Three troubleshooting scenarios in practice
By and large, there are three scenarios when it comes to reducing the troubleshooting radius. Keep in mind that I’m making the assumption that a proper monitoring tool is already in place, as well as a proper troubleshooting process and protocol, since it is best practice to do so with discipline and rigor. The three scenarios are:
- When you have some insights and experience with the incident at hand. For instance, as a process or service fails, you have existing baseline data as well as expectation of service level performance to rely on.
- When you have no existing knowledge or experience with the incident. In this case, you have to leverage your expertise to reduce the troubleshooting radius as quickly as possible and rule out false positives.
- When you leverage an existing knowledge base of known best practices to help shoulder the load. Going this route means you still have to do your due diligence to make sure you can trust and verify the dependability and adaptability of the recommendations engine to your unique environment.
Tackling scenario #1: Alerts-based thresholding
Addressing the first troubleshooting scenario requires a method that relies on alert-based performance counter thresholds to narrow the troubleshooting radius. Performance data should cover the application as well as the relevant underlying physical subsystems — compute, memory, storage, and network, along with their virtualized equivalents.
Active alerts can be used to proactively mitigate trouble spot risks, especially in well-understood application stacks. Well-understood applications are defined as applications that behave consistently in their performance trends with bounded existing performance baselines and thresholds. In this case, any alerts that arise can be dealt with using the experience of previous behavior as the guide to root cause the incident.

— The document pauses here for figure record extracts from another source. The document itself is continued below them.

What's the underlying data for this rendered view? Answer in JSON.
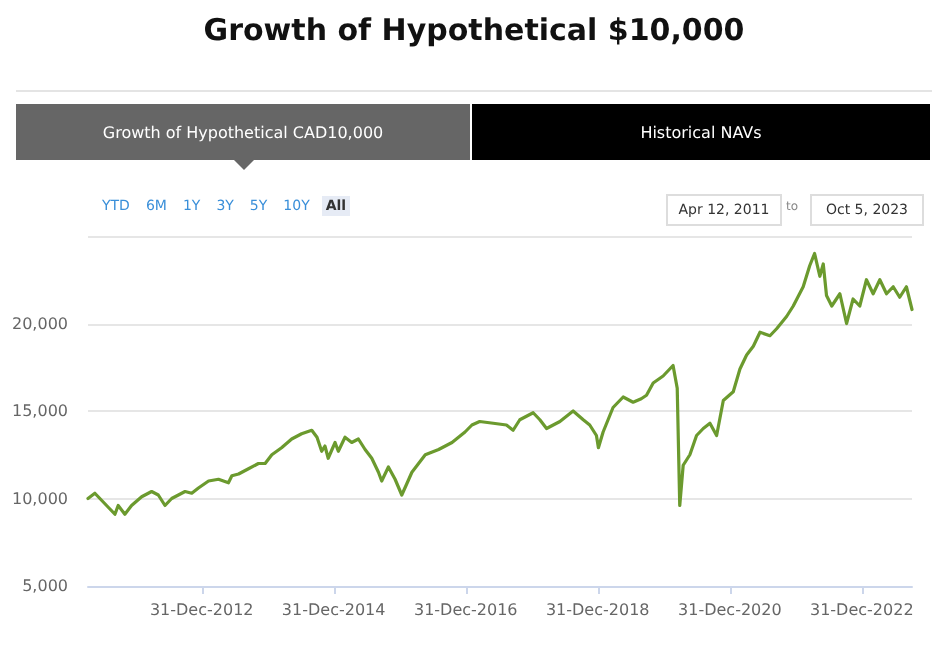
{
  "chart_data": {
    "type": "line",
    "title": "Growth of Hypothetical $10,000",
    "annotations": [
      "Growth of Hypothetical CAD10,000",
      "Historical NAVs",
      "YTD",
      "6M",
      "1Y",
      "3Y",
      "5Y",
      "10Y",
      "All",
      "Apr 12, 2011",
      "to",
      "Oct 5, 2023"
    ],
    "x": [
      "2011-04-12",
      "2011-05-20",
      "2011-06-26",
      "2011-08-02",
      "2011-09-08",
      "2011-09-26",
      "2011-11-02",
      "2011-12-09",
      "2012-02-03",
      "2012-03-29",
      "2012-05-05",
      "2012-06-11",
      "2012-07-18",
      "2012-09-30",
      "2012-11-06",
      "2012-12-13",
      "2013-02-07",
      "2013-04-03",
      "2013-05-28",
      "2013-06-16",
      "2013-07-23",
      "2013-09-16",
      "2013-11-10",
      "2013-12-17",
      "2014-01-23",
      "2014-03-18",
      "2014-05-13",
      "2014-07-07",
      "2014-09-01",
      "2014-09-30",
      "2014-10-26",
      "2014-11-13",
      "2014-12-01",
      "2015-01-08",
      "2015-01-26",
      "2015-03-04",
      "2015-04-10",
      "2015-05-17",
      "2015-06-23",
      "2015-07-30",
      "2015-09-05",
      "2015-09-23",
      "2015-10-30",
      "2015-12-06",
      "2016-01-12",
      "2016-02-07",
      "2016-03-08",
      "2016-04-14",
      "2016-05-21",
      "2016-08-03",
      "2016-10-16",
      "2016-12-27",
      "2017-02-03",
      "2017-03-18",
      "2017-06-01",
      "2017-08-13",
      "2017-09-19",
      "2017-10-26",
      "2018-01-08",
      "2018-02-14",
      "2018-03-23",
      "2018-06-05",
      "2018-08-17",
      "2018-10-12",
      "2018-11-17",
      "2018-12-24",
      "2019-01-04",
      "2019-01-30",
      "2019-03-26",
      "2019-05-21",
      "2019-07-15",
      "2019-08-29",
      "2019-09-27",
      "2019-11-03",
      "2019-12-28",
      "2020-02-21",
      "2020-03-15",
      "2020-03-29",
      "2020-04-17",
      "2020-05-24",
      "2020-06-30",
      "2020-08-06",
      "2020-09-12",
      "2020-10-19",
      "2020-11-25",
      "2021-01-19",
      "2021-02-25",
      "2021-04-03",
      "2021-05-10",
      "2021-06-16",
      "2021-08-10",
      "2021-09-16",
      "2021-11-10",
      "2021-12-17",
      "2022-02-10",
      "2022-03-18",
      "2022-04-14",
      "2022-05-13",
      "2022-06-01",
      "2022-06-19",
      "2022-07-18",
      "2022-09-01",
      "2022-10-08",
      "2022-11-13",
      "2022-12-20",
      "2023-01-26",
      "2023-03-04",
      "2023-04-10",
      "2023-05-17",
      "2023-06-23",
      "2023-07-29",
      "2023-09-04",
      "2023-10-05"
    ],
    "series": [
      {
        "color": "#6b9a2e",
        "values": [
          10000,
          10300,
          9900,
          9500,
          9100,
          9600,
          9100,
          9600,
          10100,
          10400,
          10200,
          9600,
          10000,
          10400,
          10300,
          10600,
          11000,
          11100,
          10900,
          11300,
          11400,
          11700,
          12000,
          12000,
          12500,
          12900,
          13400,
          13700,
          13900,
          13500,
          12700,
          13000,
          12300,
          13200,
          12700,
          13500,
          13200,
          13400,
          12800,
          12300,
          11500,
          11000,
          11800,
          11100,
          10200,
          10800,
          11500,
          12000,
          12500,
          12800,
          13200,
          13800,
          14200,
          14400,
          14300,
          14200,
          13900,
          14500,
          14900,
          14500,
          14000,
          14400,
          15000,
          14500,
          14200,
          13600,
          12900,
          13800,
          15200,
          15800,
          15500,
          15700,
          15900,
          16600,
          17000,
          17600,
          16300,
          9600,
          11900,
          12500,
          13600,
          14000,
          14300,
          13600,
          15600,
          16100,
          17400,
          18200,
          18700,
          19500,
          19300,
          19700,
          20400,
          21000,
          22100,
          23300,
          24000,
          22700,
          23400,
          21600,
          21000,
          21700,
          20000,
          21400,
          21000,
          22500,
          21700,
          22500,
          21700,
          22100,
          21500,
          22100,
          20800
        ]
      }
    ],
    "xlim": [
      "2011-04-12",
      "2023-10-05"
    ],
    "xticks": [
      {
        "value": "2012-12-31",
        "label": "31-Dec-2012"
      },
      {
        "value": "2014-12-31",
        "label": "31-Dec-2014"
      },
      {
        "value": "2016-12-31",
        "label": "31-Dec-2016"
      },
      {
        "value": "2018-12-31",
        "label": "31-Dec-2018"
      },
      {
        "value": "2020-12-31",
        "label": "31-Dec-2020"
      },
      {
        "value": "2022-12-31",
        "label": "31-Dec-2022"
      }
    ],
    "ylim": [
      5000,
      25000
    ],
    "yticks": [
      {
        "value": 5000,
        "label": "5,000"
      },
      {
        "value": 10000,
        "label": "10,000"
      },
      {
        "value": 15000,
        "label": "15,000"
      },
      {
        "value": 20000,
        "label": "20,000"
      },
      {
        "value": 25000,
        "label": null
      }
    ],
    "grid": "y",
    "marker": "none",
    "line_style": "solid"
  }
}
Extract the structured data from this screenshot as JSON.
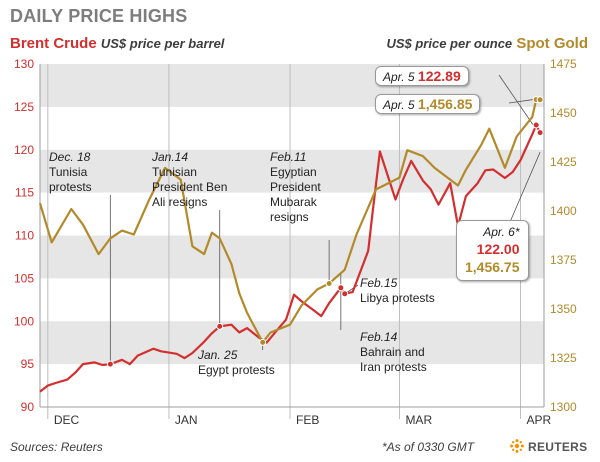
{
  "header": {
    "title": "DAILY PRICE HIGHS",
    "brent_label": "Brent Crude",
    "brent_unit": "US$ price per barrel",
    "gold_unit": "US$ price per ounce",
    "gold_label": "Spot Gold"
  },
  "footer": {
    "source": "Sources: Reuters",
    "asof": "*As of 0330 GMT",
    "brand": "REUTERS"
  },
  "colors": {
    "brent": "#d32f2f",
    "gold": "#b28a2a",
    "band": "#e6e6e6"
  },
  "annotations": {
    "dec18_date": "Dec. 18",
    "dec18_text": "Tunisia\nprotests",
    "jan14_date": "Jan.14",
    "jan14_text": "Tunisian\nPresident Ben\nAli resigns",
    "jan25_date": "Jan. 25",
    "jan25_text": "Egypt protests",
    "feb11_date": "Feb.11",
    "feb11_text": "Egyptian\nPresident\nMubarak\nresigns",
    "feb15_date": "Feb.15",
    "feb15_text": "Libya protests",
    "feb14_date": "Feb.14",
    "feb14_text": "Bahrain and\nIran protests",
    "apr5_brent_date": "Apr. 5",
    "apr5_brent_value": "122.89",
    "apr5_gold_date": "Apr. 5",
    "apr5_gold_value": "1,456.85",
    "apr6_date": "Apr. 6*",
    "apr6_brent": "122.00",
    "apr6_gold": "1,456.75"
  },
  "chart_data": {
    "type": "line",
    "title": "DAILY PRICE HIGHS",
    "x_months": [
      "DEC",
      "JAN",
      "FEB",
      "MAR",
      "APR"
    ],
    "left_axis": {
      "label": "US$ price per barrel",
      "ylim": [
        90,
        130
      ],
      "ticks": [
        90,
        95,
        100,
        105,
        110,
        115,
        120,
        125,
        130
      ]
    },
    "right_axis": {
      "label": "US$ price per ounce",
      "ylim": [
        1300,
        1475
      ],
      "ticks": [
        1300,
        1325,
        1350,
        1375,
        1400,
        1425,
        1450,
        1475
      ]
    },
    "grid_bands": true,
    "series": [
      {
        "name": "Brent Crude",
        "axis": "left",
        "x": [
          "2010-11-29",
          "2010-12-01",
          "2010-12-03",
          "2010-12-06",
          "2010-12-08",
          "2010-12-10",
          "2010-12-13",
          "2010-12-15",
          "2010-12-17",
          "2010-12-20",
          "2010-12-22",
          "2010-12-24",
          "2010-12-28",
          "2010-12-30",
          "2011-01-03",
          "2011-01-05",
          "2011-01-07",
          "2011-01-10",
          "2011-01-12",
          "2011-01-14",
          "2011-01-17",
          "2011-01-19",
          "2011-01-21",
          "2011-01-24",
          "2011-01-26",
          "2011-01-28",
          "2011-01-31",
          "2011-02-02",
          "2011-02-04",
          "2011-02-07",
          "2011-02-09",
          "2011-02-11",
          "2011-02-14",
          "2011-02-15",
          "2011-02-17",
          "2011-02-21",
          "2011-02-22",
          "2011-02-24",
          "2011-02-28",
          "2011-03-02",
          "2011-03-04",
          "2011-03-07",
          "2011-03-09",
          "2011-03-11",
          "2011-03-14",
          "2011-03-16",
          "2011-03-18",
          "2011-03-21",
          "2011-03-23",
          "2011-03-25",
          "2011-03-28",
          "2011-03-30",
          "2011-04-01",
          "2011-04-04",
          "2011-04-05",
          "2011-04-06"
        ],
        "y": [
          91.8,
          92.5,
          92.8,
          93.2,
          94.0,
          95.0,
          95.2,
          94.9,
          95.0,
          95.5,
          95.0,
          96.0,
          96.8,
          96.5,
          96.2,
          95.7,
          96.3,
          97.6,
          98.6,
          99.4,
          99.6,
          98.7,
          99.2,
          98.1,
          97.5,
          98.6,
          100.2,
          103.1,
          102.3,
          101.3,
          100.6,
          102.1,
          103.9,
          103.2,
          103.4,
          108.2,
          112.2,
          119.8,
          114.2,
          116.6,
          118.7,
          116.4,
          115.4,
          113.6,
          116.1,
          111.1,
          114.6,
          116.1,
          117.6,
          117.7,
          116.7,
          117.4,
          118.8,
          121.8,
          122.89,
          122.0
        ]
      },
      {
        "name": "Spot Gold",
        "axis": "right",
        "x": [
          "2010-11-29",
          "2010-12-02",
          "2010-12-07",
          "2010-12-10",
          "2010-12-14",
          "2010-12-17",
          "2010-12-20",
          "2010-12-23",
          "2010-12-27",
          "2010-12-31",
          "2011-01-04",
          "2011-01-07",
          "2011-01-10",
          "2011-01-12",
          "2011-01-14",
          "2011-01-17",
          "2011-01-19",
          "2011-01-21",
          "2011-01-25",
          "2011-01-27",
          "2011-02-01",
          "2011-02-04",
          "2011-02-08",
          "2011-02-11",
          "2011-02-15",
          "2011-02-18",
          "2011-02-23",
          "2011-02-25",
          "2011-03-01",
          "2011-03-03",
          "2011-03-07",
          "2011-03-10",
          "2011-03-14",
          "2011-03-16",
          "2011-03-18",
          "2011-03-22",
          "2011-03-24",
          "2011-03-28",
          "2011-03-31",
          "2011-04-04",
          "2011-04-05",
          "2011-04-06"
        ],
        "y": [
          1404,
          1384,
          1401,
          1393,
          1378,
          1386,
          1390,
          1388,
          1406,
          1422,
          1416,
          1382,
          1378,
          1389,
          1386,
          1373,
          1358,
          1348,
          1333,
          1338,
          1342,
          1352,
          1360,
          1363,
          1370,
          1388,
          1411,
          1413,
          1417,
          1431,
          1428,
          1422,
          1416,
          1413,
          1421,
          1434,
          1442,
          1422,
          1438,
          1448,
          1456.85,
          1456.75
        ]
      }
    ]
  }
}
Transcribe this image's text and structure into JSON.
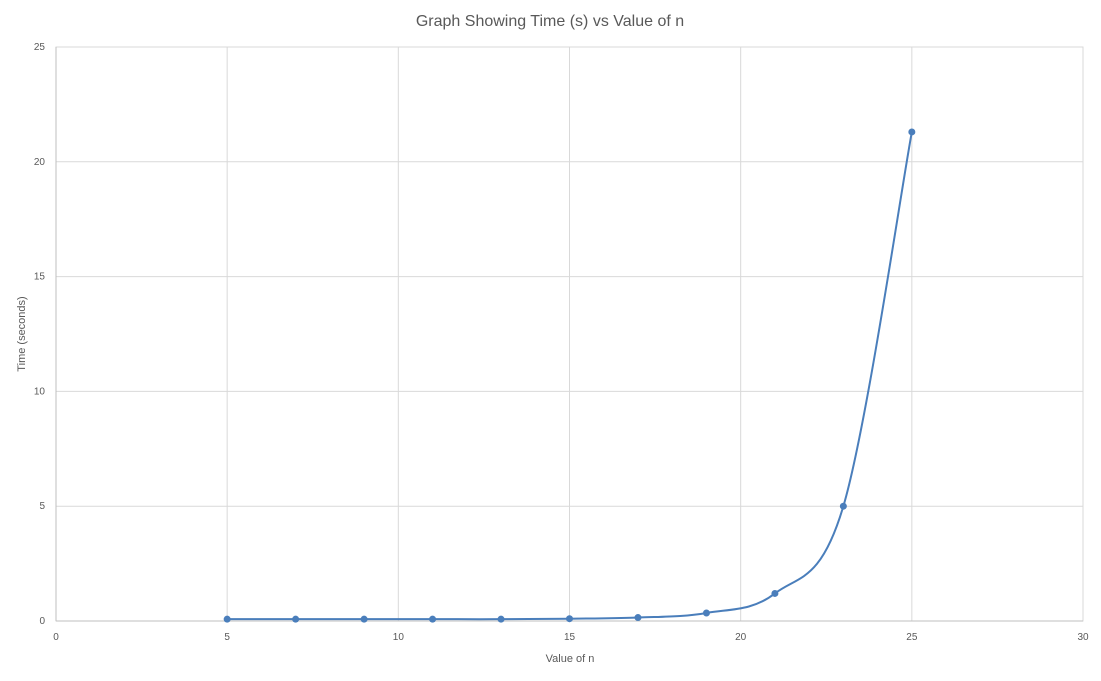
{
  "chart_data": {
    "type": "scatter",
    "title": "Graph Showing Time (s) vs Value of n",
    "xlabel": "Value of n",
    "ylabel": "Time (seconds)",
    "xlim": [
      0,
      30
    ],
    "ylim": [
      0,
      25
    ],
    "x_ticks": [
      "0",
      "5",
      "10",
      "15",
      "20",
      "25",
      "30"
    ],
    "y_ticks": [
      "0",
      "5",
      "10",
      "15",
      "20",
      "25"
    ],
    "grid": true,
    "smooth_line": true,
    "series": [
      {
        "color": "#4a7ebb",
        "x": [
          5,
          7,
          9,
          11,
          13,
          15,
          17,
          19,
          21,
          23,
          25
        ],
        "y": [
          0.08,
          0.08,
          0.08,
          0.08,
          0.08,
          0.1,
          0.15,
          0.35,
          1.2,
          5.0,
          21.3
        ]
      }
    ]
  }
}
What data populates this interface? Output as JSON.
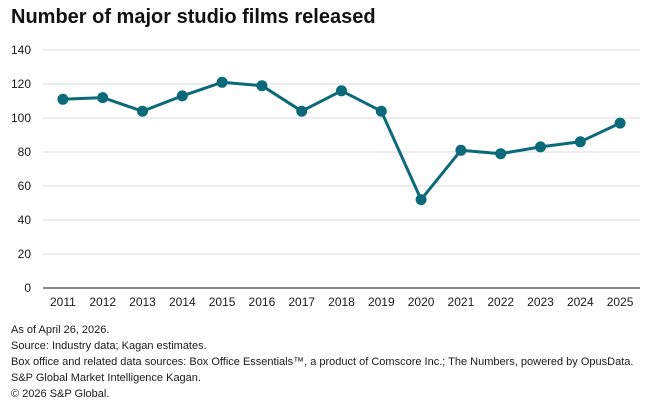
{
  "title": "Number of major studio films released",
  "chart_data": {
    "type": "line",
    "title": "Number of major studio films released",
    "xlabel": "",
    "ylabel": "",
    "x": [
      "2011",
      "2012",
      "2013",
      "2014",
      "2015",
      "2016",
      "2017",
      "2018",
      "2019",
      "2020",
      "2021",
      "2022",
      "2023",
      "2024",
      "2025"
    ],
    "series": [
      {
        "values": [
          111,
          112,
          104,
          113,
          121,
          119,
          104,
          116,
          104,
          52,
          81,
          79,
          83,
          86,
          97
        ]
      }
    ],
    "ylim": [
      0,
      140
    ],
    "yticks": [
      0,
      20,
      40,
      60,
      80,
      100,
      120,
      140
    ],
    "grid": "horizontal",
    "legend": "none",
    "color": "#0b6a7a",
    "grid_color": "#d9d9d9",
    "axis_color": "#1a1a1a"
  },
  "notes": {
    "as_of": "As of April 26, 2026.",
    "source": "Source: Industry data; Kagan estimates.",
    "box_office": "Box office and related data sources: Box Office Essentials™, a product of Comscore Inc.; The Numbers, powered by OpusData.",
    "org": "S&P Global Market Intelligence Kagan.",
    "copyright": "© 2026 S&P Global."
  }
}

Tackling scenario #2: I got NULL
The second scenarios arise when it’s the first time an incident has been observed. There is not enough information to positively root cause the issue. To deal with this scenario, leveraging time series performance data that can be correlated across multiple layers and connections of the application stack is key to quickly understanding the root cause of the problem. But what if you don’t have access to all the information? This is where a proper toolset can help you not only aggregate and visualize key performance indicators, but also allow you to share and collaborate with other subject matter experts in their respective areas of expertise.
Tackling scenario #3: Recommendations that are trusted because they’re verified
Troubleshooting is time consuming and time is a resource that IT professionals cannot afford to squander. Therefore, the third troubleshooting scenario can be considered one in which assistance is provided via a recommendations engine. Recommendations engines leverage existing knowledge bases and known best practices while being able to tailor the strategies and policies to fit your unique environments. This allows you to quickly troubleshoot your environment without having to do the heavy lifting yourself. Just remember to verify the policies and recommendations, because every environment is unique.
In summary, troubleshooting can be a laborious and complex job, but using proper data center monitoring that allows you to leverage proactive alerts, correlated time-series performance data, and a recommendations engine will provide you with the discipline and rigor needed to quickly surface the root cause from all the troubled noise.